Every surface in your house should have a candle on it. When they are spent, burned down to residue and charred glass, don’t throw them out. The jars or stubby candle rinds will still give off a faint pine scent. Just place another one next to the husk. There will be about 25 in each room of your small apartment. Light them all at once, just a few for mood, or gaze at their lovely un-lit greenness. Inhale deeply.

They will grow a fuzzy layer of dust. It will burn off when the candle is finally lit, or it will just sit like a sweater on the candle rind. Keep the extra candles in the coat closet on a shelf. Opening the closet door will be the best part of your morning. Your jackets, scarfs, hats and gloves will always smell of pine. This smell will cling to you and remind all of your friends and family of you, long after you are gone.

 

- Beth Dugan grew up in the suburbs of Chicago where she learned to fear mayonnaise and the suburbs of Chicago. She loves the great indoors and enjoys sitting in beer gardens, looking out of windows and having bugs not touch her. She works for the Man in various capacities as a writer and editor of words. Beth is an nationally recognized theater reviewer, a humorless feminist and a lover (not a fighter.)

 

 

Containers

Buy store brand sour cream and margarine, unless name brands are on sale for less. Wash and save all of the empty containers.

            If you stay in the same apartment for a few years, the apartment with a smell of expensive paper and dry chicken bones and unscented lotion, you’ll build an impressive collection of flimsy plastic containers which shouldn’t be microwaved but have lids with satisfactory seals.

            As a likable older guy living alone, with an oxygen tank and an illness, people will give you foodstuffs.
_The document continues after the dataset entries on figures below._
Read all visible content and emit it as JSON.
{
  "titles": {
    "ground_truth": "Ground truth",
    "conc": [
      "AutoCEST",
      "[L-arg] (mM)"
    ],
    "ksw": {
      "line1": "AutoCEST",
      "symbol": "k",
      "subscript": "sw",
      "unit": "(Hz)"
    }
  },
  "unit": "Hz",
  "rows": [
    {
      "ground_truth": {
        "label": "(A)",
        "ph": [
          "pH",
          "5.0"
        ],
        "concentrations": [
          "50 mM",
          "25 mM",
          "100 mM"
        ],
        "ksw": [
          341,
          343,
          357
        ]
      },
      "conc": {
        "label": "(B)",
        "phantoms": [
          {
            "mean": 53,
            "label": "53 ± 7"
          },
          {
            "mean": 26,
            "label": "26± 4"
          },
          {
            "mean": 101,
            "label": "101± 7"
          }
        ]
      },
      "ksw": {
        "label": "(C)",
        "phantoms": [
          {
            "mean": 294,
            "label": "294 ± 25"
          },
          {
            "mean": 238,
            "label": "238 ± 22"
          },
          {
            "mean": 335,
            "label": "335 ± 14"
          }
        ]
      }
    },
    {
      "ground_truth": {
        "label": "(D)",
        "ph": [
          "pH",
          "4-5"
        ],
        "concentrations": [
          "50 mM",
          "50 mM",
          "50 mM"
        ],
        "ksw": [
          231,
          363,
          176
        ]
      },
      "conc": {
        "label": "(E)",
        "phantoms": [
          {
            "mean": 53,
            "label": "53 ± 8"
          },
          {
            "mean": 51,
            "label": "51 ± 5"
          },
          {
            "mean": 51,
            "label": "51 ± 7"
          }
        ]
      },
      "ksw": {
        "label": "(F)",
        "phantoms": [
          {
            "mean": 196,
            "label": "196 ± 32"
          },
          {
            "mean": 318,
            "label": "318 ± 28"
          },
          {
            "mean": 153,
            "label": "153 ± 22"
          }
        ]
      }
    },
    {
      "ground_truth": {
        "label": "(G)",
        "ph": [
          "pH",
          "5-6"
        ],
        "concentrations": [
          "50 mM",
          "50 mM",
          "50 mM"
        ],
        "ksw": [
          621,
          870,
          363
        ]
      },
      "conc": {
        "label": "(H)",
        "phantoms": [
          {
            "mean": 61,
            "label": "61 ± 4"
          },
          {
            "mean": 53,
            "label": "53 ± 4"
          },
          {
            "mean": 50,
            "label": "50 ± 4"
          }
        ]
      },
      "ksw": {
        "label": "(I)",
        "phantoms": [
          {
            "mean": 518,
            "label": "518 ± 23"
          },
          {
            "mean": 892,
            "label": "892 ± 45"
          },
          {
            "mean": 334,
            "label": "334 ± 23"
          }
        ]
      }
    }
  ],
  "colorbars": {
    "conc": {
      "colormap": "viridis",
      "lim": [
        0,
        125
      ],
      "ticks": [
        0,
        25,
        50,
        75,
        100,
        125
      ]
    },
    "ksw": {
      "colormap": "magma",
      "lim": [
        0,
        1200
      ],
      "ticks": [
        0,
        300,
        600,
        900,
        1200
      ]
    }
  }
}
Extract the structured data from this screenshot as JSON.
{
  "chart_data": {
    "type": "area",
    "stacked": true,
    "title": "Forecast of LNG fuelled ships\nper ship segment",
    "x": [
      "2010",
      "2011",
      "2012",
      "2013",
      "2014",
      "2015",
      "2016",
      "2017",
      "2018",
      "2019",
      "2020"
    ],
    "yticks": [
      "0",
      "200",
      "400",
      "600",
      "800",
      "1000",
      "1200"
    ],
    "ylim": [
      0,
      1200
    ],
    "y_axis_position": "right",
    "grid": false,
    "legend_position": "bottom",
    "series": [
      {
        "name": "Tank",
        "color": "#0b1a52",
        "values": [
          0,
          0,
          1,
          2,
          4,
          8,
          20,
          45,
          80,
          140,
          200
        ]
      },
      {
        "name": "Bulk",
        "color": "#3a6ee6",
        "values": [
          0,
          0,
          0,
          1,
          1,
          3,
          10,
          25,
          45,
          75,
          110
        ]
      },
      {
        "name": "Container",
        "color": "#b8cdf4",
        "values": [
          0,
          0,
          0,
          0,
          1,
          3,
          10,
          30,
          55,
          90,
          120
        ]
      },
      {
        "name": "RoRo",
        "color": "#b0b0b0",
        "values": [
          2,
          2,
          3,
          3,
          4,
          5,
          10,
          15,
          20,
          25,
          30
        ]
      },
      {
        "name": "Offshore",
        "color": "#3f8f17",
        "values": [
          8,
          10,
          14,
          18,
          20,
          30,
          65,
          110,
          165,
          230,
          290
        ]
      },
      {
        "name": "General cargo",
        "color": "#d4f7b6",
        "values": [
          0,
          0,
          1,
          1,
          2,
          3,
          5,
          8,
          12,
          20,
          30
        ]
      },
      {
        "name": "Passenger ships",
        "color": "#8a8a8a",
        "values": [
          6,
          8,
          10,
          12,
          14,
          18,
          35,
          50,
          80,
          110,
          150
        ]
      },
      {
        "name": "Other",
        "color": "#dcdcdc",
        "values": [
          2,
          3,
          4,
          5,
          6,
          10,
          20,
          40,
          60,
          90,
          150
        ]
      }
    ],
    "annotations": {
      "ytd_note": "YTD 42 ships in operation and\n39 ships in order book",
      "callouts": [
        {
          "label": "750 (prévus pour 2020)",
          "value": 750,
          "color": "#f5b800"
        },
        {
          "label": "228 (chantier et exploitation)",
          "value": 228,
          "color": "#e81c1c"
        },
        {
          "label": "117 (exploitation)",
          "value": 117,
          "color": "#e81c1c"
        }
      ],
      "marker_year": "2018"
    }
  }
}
Keep those containers, too.

                                         drawing by the author

                                         drawing by the author

            Dedicate a whole pair of kitchen cupboards to saving them. They are good for mixing hues and rinsing brushes while you paint delicate watercolors in front of the TV, a sunrise over a rooftop, a pair of plums. You were originally a sculptor but money limited your materials and sickness your strength.

            If you snap at a helper for throwing one in the garbage, tell them it’s okay after awhile. Use a voice that’s resigned to being agreeable to the people you’ve come to depend on.

            The dry tubs are also a suitable place to leave a chewed bit of nicotine gum that you mean to resume chewing later.